Quando o movimento era pouco, estudava as pessoas. Alguns entravam e já
iam fazendo os pedidos, soltavam exclamações e sorriam com os
nomes dos produtos. Outras eram perguntadoras, queriam saber as receitas. Alguns
tentaram conquistá-la. Outros e outras olhavam através dela, como
se não a estivessem vendo, como se fosse transparente ou nem existisse.
Essas pessoas pareciam ter sempre alguma coisa em vista, estavam à procura
de algo que não estava ali, talvez dinheiro, ou o reconhecimento de seu
imenso sucesso e da sua extraordinária importância, ou algo que
justificasse a sua existência, quiçá tão vazia. Davam
a impressão de ver os outros como objetos, não com desprezo, mas
ao mesmo tempo sem dar a mínima bola para o que eram ou o que sentiam.
Mara havia lidado com pessoas assim ao longo de sua vida, no antigo emprego
e até mesmo agora que, apesar do sucesso, não passava perante
muitos de uma mera balconista numa loja de doces. Essas pessoas geralmente queriam
os sonhos convencionais, aqueles clássicos, com recheio de goiabada.
Recusavam-se sempre a experimentar novos sonhos. Às vezes nem respondiam
quando ela oferecia alternativas.
Um dia alguém entrou em hora de pouco movimento. Nunca o vira. Curioso,
sem falar nada, olhou a vitrine com os produtos, as fotos nas paredes, os enfeites
tão caprichosos que ela tinha colocado como decoração.
Ela, pelo rabo do olho, acompanhando tudo. Era um cliente diferente; não
era bonito nem feio, nem velho nem novo, mas tinha um belo sorriso e bons dentes.
O que chamava mais a atenção era o olhar. Examinava cada coisa
com interesse, pensando talvez sobre o que estava por trás daqueles nomes
esquisitos.
Há pessoas que nos olham e parecem ver dentro de nós, como se
estivessem examinando as paisagens do nosso interior e tentando entendê-las.
Não parecem estar olhando apenas a superfície. Querem ver mais.

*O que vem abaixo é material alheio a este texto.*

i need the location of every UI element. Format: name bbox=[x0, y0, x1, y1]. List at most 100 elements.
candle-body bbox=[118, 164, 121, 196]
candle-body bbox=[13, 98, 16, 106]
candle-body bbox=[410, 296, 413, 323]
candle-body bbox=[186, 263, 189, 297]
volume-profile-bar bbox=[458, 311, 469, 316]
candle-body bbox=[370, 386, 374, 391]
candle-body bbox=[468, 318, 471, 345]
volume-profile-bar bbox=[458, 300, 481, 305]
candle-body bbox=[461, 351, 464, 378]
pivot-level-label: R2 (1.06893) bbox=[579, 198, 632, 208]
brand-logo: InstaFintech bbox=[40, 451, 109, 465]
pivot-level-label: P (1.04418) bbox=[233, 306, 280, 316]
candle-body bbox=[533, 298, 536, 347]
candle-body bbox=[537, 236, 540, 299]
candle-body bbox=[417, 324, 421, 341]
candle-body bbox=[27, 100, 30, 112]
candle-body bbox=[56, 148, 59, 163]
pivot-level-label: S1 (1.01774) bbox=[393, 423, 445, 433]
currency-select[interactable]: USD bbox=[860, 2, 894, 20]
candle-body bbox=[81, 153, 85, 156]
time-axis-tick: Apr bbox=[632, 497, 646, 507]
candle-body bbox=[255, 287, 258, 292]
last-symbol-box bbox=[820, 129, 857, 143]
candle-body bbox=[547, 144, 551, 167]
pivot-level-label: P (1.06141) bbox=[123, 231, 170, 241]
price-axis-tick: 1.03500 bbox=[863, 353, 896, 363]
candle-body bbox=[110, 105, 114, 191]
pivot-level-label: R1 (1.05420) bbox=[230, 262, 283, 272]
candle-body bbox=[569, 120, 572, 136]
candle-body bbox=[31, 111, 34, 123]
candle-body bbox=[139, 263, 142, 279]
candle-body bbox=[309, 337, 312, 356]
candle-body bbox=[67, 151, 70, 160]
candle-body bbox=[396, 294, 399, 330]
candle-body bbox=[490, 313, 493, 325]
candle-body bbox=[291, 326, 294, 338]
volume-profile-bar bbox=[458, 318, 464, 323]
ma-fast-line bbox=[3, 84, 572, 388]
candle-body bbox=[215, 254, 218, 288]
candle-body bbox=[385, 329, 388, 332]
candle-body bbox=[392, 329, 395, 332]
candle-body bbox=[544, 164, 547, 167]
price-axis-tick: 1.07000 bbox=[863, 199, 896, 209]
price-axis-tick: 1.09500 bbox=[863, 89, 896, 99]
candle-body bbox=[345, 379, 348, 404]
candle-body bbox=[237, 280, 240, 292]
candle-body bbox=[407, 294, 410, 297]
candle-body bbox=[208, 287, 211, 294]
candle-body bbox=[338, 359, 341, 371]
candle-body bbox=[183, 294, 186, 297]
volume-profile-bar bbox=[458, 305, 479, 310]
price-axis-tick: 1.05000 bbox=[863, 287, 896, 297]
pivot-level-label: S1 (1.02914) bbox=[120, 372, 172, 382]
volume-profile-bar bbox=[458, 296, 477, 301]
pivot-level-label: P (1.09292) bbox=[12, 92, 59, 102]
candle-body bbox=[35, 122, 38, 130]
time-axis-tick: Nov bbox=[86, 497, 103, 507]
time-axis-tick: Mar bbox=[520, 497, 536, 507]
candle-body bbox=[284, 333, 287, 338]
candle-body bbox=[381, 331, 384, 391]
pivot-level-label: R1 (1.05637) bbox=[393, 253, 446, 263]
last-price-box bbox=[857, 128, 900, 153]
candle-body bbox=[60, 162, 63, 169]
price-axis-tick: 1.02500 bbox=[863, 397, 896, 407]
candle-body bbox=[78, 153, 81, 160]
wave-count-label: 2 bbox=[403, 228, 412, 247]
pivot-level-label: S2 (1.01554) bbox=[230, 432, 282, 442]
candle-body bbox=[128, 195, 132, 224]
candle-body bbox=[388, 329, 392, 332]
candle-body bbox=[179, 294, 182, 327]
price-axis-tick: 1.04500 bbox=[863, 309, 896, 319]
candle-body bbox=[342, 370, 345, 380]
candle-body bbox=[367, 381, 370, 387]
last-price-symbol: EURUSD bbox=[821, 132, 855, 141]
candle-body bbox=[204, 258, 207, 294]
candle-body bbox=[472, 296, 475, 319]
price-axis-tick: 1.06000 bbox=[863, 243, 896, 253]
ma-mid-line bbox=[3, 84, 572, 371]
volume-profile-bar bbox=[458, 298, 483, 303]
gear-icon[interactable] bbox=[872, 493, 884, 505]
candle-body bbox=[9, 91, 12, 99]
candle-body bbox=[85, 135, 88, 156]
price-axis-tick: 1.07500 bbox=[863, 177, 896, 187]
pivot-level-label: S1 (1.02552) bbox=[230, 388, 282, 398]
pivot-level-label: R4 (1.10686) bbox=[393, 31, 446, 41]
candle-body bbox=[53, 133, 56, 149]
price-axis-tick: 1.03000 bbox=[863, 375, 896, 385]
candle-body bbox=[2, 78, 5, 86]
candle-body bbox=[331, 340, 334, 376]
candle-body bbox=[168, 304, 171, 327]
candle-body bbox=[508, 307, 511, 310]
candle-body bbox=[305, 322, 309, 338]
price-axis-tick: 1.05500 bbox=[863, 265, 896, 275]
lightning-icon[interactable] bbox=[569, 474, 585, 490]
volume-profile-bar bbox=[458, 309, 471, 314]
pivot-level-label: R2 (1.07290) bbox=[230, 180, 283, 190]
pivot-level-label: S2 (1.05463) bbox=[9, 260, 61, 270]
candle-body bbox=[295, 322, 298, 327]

Esse era o olhar dele, sonhador, talvez um pouco triste.
Conversaram. Ele trabalhava perto, era arquiteto, pequeno escritório
com mais dois sócios. Gostava do trabalho, mas não podia se dizer
"um sucesso" no sentido que muitos atribuíam a esse termo.

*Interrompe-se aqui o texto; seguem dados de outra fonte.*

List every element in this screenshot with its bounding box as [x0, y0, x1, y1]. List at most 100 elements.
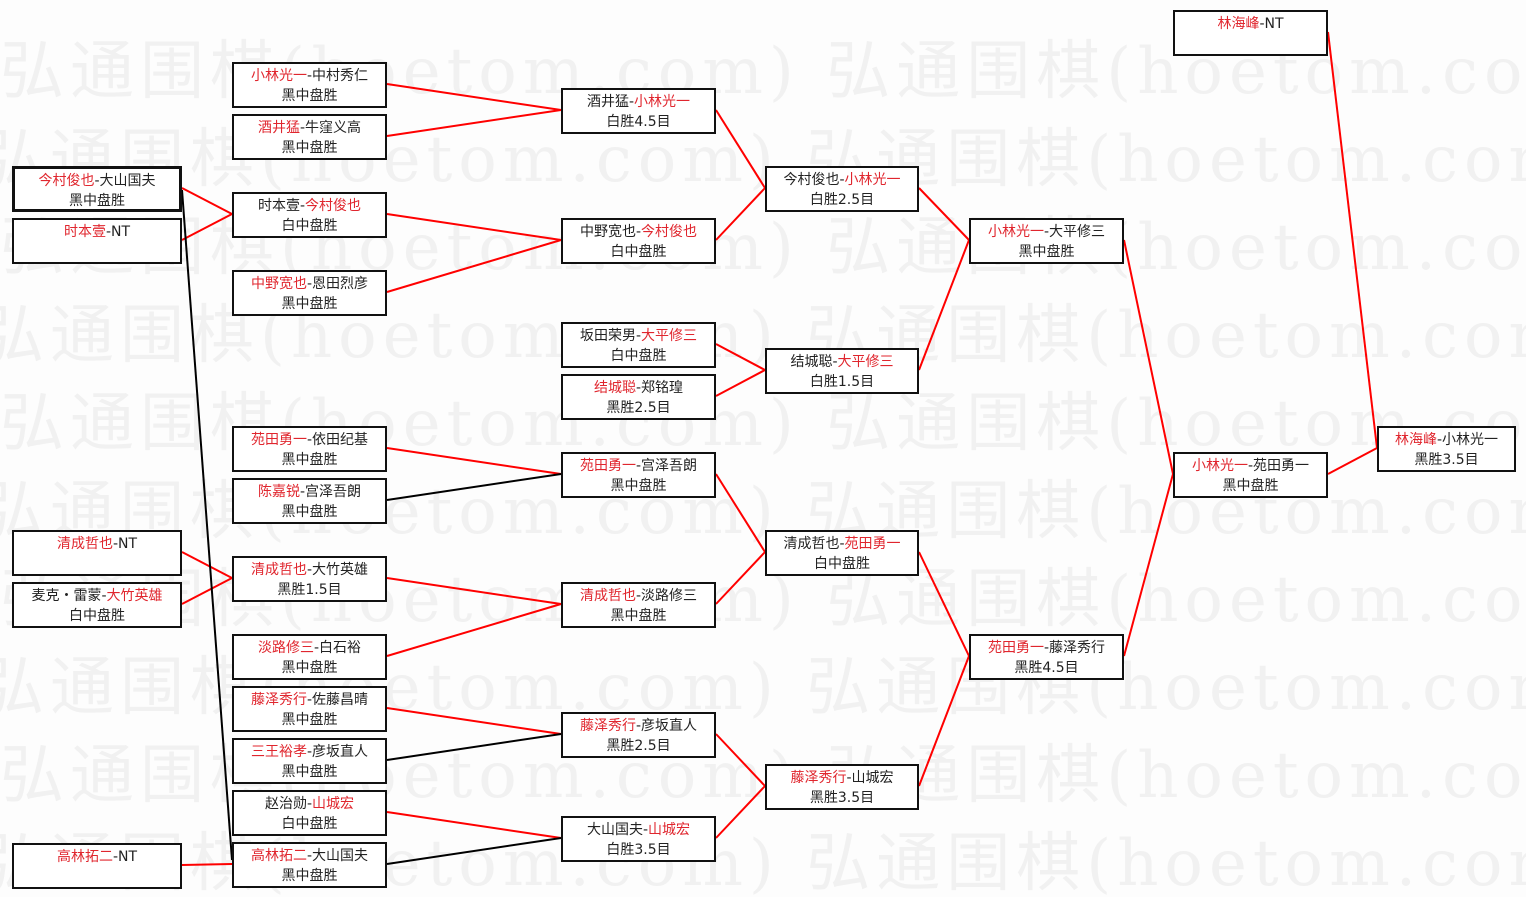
player-name: 佐藤昌晴 — [312, 692, 369, 708]
match-result: 黑胜2.5目 — [606, 400, 671, 416]
player-name: 大平修三 — [1049, 224, 1106, 240]
match-result: 白中盘胜 — [610, 244, 667, 260]
winner-path-line — [181, 213, 233, 241]
match-box: 藤泽秀行-佐藤昌晴 黑中盘胜 — [232, 686, 387, 732]
match-players: 麦克・雷蒙-大竹英雄 — [14, 586, 180, 606]
separator: - — [846, 770, 852, 786]
winner-name: 大平修三 — [837, 354, 894, 370]
winner-path-line — [386, 811, 562, 839]
match-result: 黑中盘胜 — [69, 193, 125, 209]
match-box: 藤泽秀行-山城宏 黑胜3.5目 — [765, 764, 919, 810]
match-players: 藤泽秀行-彦坂直人 — [563, 716, 714, 736]
winner-path-line — [386, 447, 562, 475]
loser-path-line — [386, 837, 562, 865]
separator: - — [306, 68, 313, 84]
player-name: 大山国夫 — [312, 848, 369, 864]
match-box: 时本壹-NT — [12, 218, 182, 264]
player-name: 清成哲也 — [783, 536, 840, 552]
match-players: 酒井猛-牛窪义高 — [234, 118, 385, 138]
player-name: NT — [1264, 16, 1284, 32]
match-players: 藤泽秀行-山城宏 — [767, 768, 917, 788]
match-box: 中野宽也-今村俊也 白中盘胜 — [561, 218, 716, 264]
match-result: 黑中盘胜 — [281, 88, 338, 104]
match-result: 白中盘胜 — [814, 556, 870, 572]
winner-path-line — [715, 369, 766, 397]
separator: - — [635, 458, 642, 474]
player-name: 大山国夫 — [99, 173, 156, 189]
match-box: 麦克・雷蒙-大竹英雄 白中盘胜 — [12, 582, 182, 628]
winner-name: 苑田勇一 — [250, 432, 307, 448]
match-players: 清成哲也-NT — [14, 534, 180, 554]
separator: - — [101, 588, 107, 604]
winner-name: 小林光一 — [250, 68, 307, 84]
separator: - — [635, 588, 642, 604]
winner-name: 高林拓二 — [250, 848, 307, 864]
match-players: 今村俊也-小林光一 — [767, 170, 917, 190]
match-players: 时本壹-NT — [14, 222, 180, 242]
match-players: 结城聪-大平修三 — [767, 352, 917, 372]
separator: - — [839, 172, 845, 188]
winner-path-line — [715, 785, 766, 839]
winner-name: 藤泽秀行 — [250, 692, 307, 708]
match-box: 藤泽秀行-彦坂直人 黑胜2.5目 — [561, 712, 716, 758]
match-players: 苑田勇一-宫泽吾朗 — [563, 456, 714, 476]
match-players: 中野宽也-恩田烈彦 — [234, 274, 385, 294]
match-box: 林海峰-NT — [1173, 10, 1328, 56]
winner-path-line — [386, 213, 562, 241]
winner-name: 大竹英雄 — [106, 588, 163, 604]
separator: - — [299, 198, 306, 214]
match-result: 白胜2.5目 — [809, 192, 875, 208]
match-box: 酒井猛-小林光一 白胜4.5目 — [561, 88, 716, 134]
separator: - — [313, 640, 320, 656]
winner-path-line — [386, 707, 562, 735]
winner-path-line — [918, 187, 970, 241]
winner-path-line — [1123, 473, 1174, 657]
separator: - — [299, 120, 306, 136]
match-box: 结城聪-大平修三 白胜1.5目 — [765, 348, 919, 394]
match-players: 清成哲也-淡路修三 — [563, 586, 714, 606]
player-name: 赵治勋 — [264, 796, 307, 812]
separator: - — [306, 432, 313, 448]
winner-path-line — [918, 551, 970, 657]
match-box: 小林光一-大平修三 黑中盘胜 — [969, 218, 1124, 264]
winner-path-line — [918, 239, 970, 371]
winner-path-line — [715, 473, 766, 553]
match-box: 小林光一-中村秀仁 黑中盘胜 — [232, 62, 387, 108]
match-players: 小林光一-苑田勇一 — [1175, 456, 1326, 476]
match-players: 苑田勇一-藤泽秀行 — [971, 638, 1122, 658]
match-result: 黑中盘胜 — [281, 660, 338, 676]
separator: - — [306, 692, 313, 708]
match-box: 高林拓二-大山国夫 黑中盘胜 — [232, 842, 387, 888]
match-box: 时本壹-今村俊也 白中盘胜 — [232, 192, 387, 238]
winner-name: 山城宏 — [648, 822, 691, 838]
winner-name: 小林光一 — [844, 172, 901, 188]
match-result: 黑中盘胜 — [610, 478, 667, 494]
match-result: 黑中盘胜 — [281, 868, 338, 884]
match-result: 黑中盘胜 — [281, 296, 338, 312]
player-name: 宫泽吾朗 — [305, 484, 362, 500]
match-result: 白中盘胜 — [281, 816, 338, 832]
winner-path-line — [386, 239, 562, 293]
player-name: NT — [118, 849, 138, 865]
player-name: 彦坂直人 — [641, 718, 698, 734]
winner-name: 清成哲也 — [56, 536, 113, 552]
player-name: 宫泽吾朗 — [641, 458, 698, 474]
player-name: 依田纪基 — [312, 432, 369, 448]
match-box: 苑田勇一-藤泽秀行黑胜4.5目 — [969, 634, 1124, 680]
winner-path-line — [181, 187, 233, 215]
winner-name: 今村俊也 — [641, 224, 698, 240]
winner-path-line — [715, 551, 766, 605]
player-name: 酒井猛 — [586, 94, 629, 110]
match-result: 黑胜4.5目 — [1014, 660, 1079, 676]
winner-name: 山城宏 — [312, 796, 355, 812]
winner-name: 结城聪 — [593, 380, 636, 396]
separator: - — [306, 562, 313, 578]
match-box: 苑田勇一-宫泽吾朗黑中盘胜 — [561, 452, 716, 498]
match-result: 黑胜3.5目 — [1414, 452, 1479, 468]
winner-name: 藤泽秀行 — [579, 718, 636, 734]
separator: - — [1043, 640, 1050, 656]
player-name: 白石裕 — [319, 640, 362, 656]
winner-path-line — [1123, 239, 1174, 475]
winner-name: 高林拓二 — [56, 849, 113, 865]
match-result: 黑中盘胜 — [281, 140, 338, 156]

Trabalhava duro, às vezes até durante a noite para entregar um
projeto ou estudo. A grana sempre curta, mas não ligava muito, queria
somente ter o suficiente para viver e mais um pouco para se dedicar aos seus
muitos interesses, que iam da música ao cinema e às viagens, sempre
em busca do seu interior. Tinha vindo atraído pelo nome, na verdade não
gostava tanto de doces. Ela, sem perceber, estava falando sobre sua vida, seu
dia a dia. Ele disse: "você produz sonhos, mas parece que não
sonha muito". Ela enrubesceu, como uma criança pegada em falta.
Provou vários sonhos de Mara, salgados e doces. Elogiou com sinceridade,
só não gostou muito do com recheio de pasta de gengibre. Aí
perguntou sorrindo: "você tem sonho de grandeza?" Ela respondeu:
"esse passou longe daqui". Ele sorriu com agrado. "Seus sonhos
são bem originais, mas está faltando um". "Qual ?"
disse ela. "Quem sabe, um dia eu lhe digo". Pagou e despediu-se sem
prometer voltar.
Surpreendeu-se, nos dias seguintes, espreitando a porta, como se esperasse ele
chegar. Nada. Uma semana depois, ele entrou de repente, dessa vez com um amigo,
talvez um dos sócios de que falara. Mostrou tudo ao outro como se já
conhecesse a loja há muito tempo. Conversaram mais, trocaram telefones.
Mais uma vez o seu olhar: parecia ver o quanto ela estava agitada por dentro
e quanto tinha pensado nele. Ah, insensato coração!
O amigo, com ar misterioso, parecia saber de algo que ela não sabia.
No dia seguinte recebeu a ligação. Foram ao teatro, depois jantaram,
tomaram vinho. Não paravam de conversar, tinham muito a dizer, todos
aqueles anos sem se verem, sem se conhecerem sequer. O cheiro dele era agradável.
Sentiu-se arrepiar, como não esperava sentir de novo.
Dois meses depois, passaram a viver juntos. Ela saia mais cedo da loja, aprontava
tudo logo, esperava ele chegar. Ele se gabava da melhor comida caseira que um
homem podia ter e da mulher mais romântica que podia ainda existir. Eram
felizes.
Um dia ela lembrou-se e perguntou qual o sonho que faltava no Mercado de Sonhos.
Ele disse brincando: "não percebeu ainda? Faltava o 'sonho de amor',
é claro!".
No dia seguinte, Mara não fez por menos: realizou sua mais nova criação,
o "Sonho de amor", com superfície caramelada e recheio de suspiro,
porque quem ama de verdade suspira pelo amado.